Gramophone's Editor introduces the December issue of the magazine
This Christmas Eve, as they have for almost a century, the congregation in the chapel of King’s College, Cambridge, will take their seat for the annual Festival of Nine Lessons and Carols. Many will have queued for hours in the fierce Fenland cold to be part of this famous and evocative tradition. In greater warmth, individuals, families perhaps, will tune in to BBC Radio 4 and other stations worldwide. They, as the hosting vicar at the beginning of Radio 3’s Choral Evensong (another beloved religious and musical tradition), reminds us every week, are part of the service too.
For King’s, several significant events are being marked this year. It’s 500 years since the chapel was finished, since that extraordinary soaring stonework and vaulting became one of the defining monuments of Gothic architecture. But 2015 was also the year Sir David Willcocks, Director of Music at King’s for 17 years, died aged 95. As befits someone whose descants have come to define the way many of us hear certain carols, not least Hark! the herald angels sing, the service will feature some of his arrangements. It will also feature a setting by John Scott, Organist and Director of Music at St Thomas, New York, who died earlier this year at the much younger age of 59.
The contribution both conductors made to all our musical lives are explored in the new issue of Gramophone: in Willcocks’s case through our review of Decca’s richly fascinating new box-set of his recordings with King’s; in Scott’s case through a poignant piece written shortly before his death by one of our writers who attended the recording sessions of St Thomas’s beautifully performed new Christmas album, ‘Dancing Day’, one of my Editor’s Choices in this issue.
And then there will be the new carol, this year by Richard Causton. Every year since 1983 the current Music Director, Stephen Cleobury, has commissioned a new carol, many of which have found their way into the wider repertoire. Acknowledgement of history, faithful remembrance of past colleagues and friends, the nurturing of the future: all these lie at the heart of Christmas, and its heady and poignant mixture of celebration and reflection. Sometimes it takes an institution or a tradition – whether musical or liturgical – to embody it all, to make it easier to grasp.
What King’s does will be replicated throughout the world.
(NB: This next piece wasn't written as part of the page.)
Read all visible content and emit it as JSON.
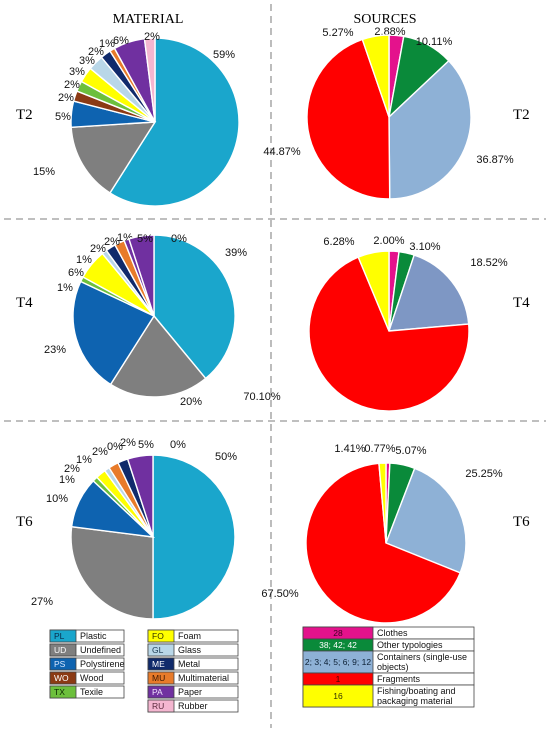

The Christmas season always draws many who might not otherwise have done so into concert halls, whether to hear masterworks from the choral repertoire from adults or to be moved and inspired by children giving end-of-term school performances. Works of many ages will be performed by people today in countries and languages far removed from when and where they were written.
This year’s newspapers and broadcasts have paid testimony to an uncertain year marked by moments of horrific and heartbreaking tragedy. It is one of music’s greatest gifts – and privileges – that it can, whether in sacred and secular contexts, provoke thought, provide peace and offer us strength, both through making our past part of our present and by giving us faith in the future.
My best wishes for Christmas to all our readers.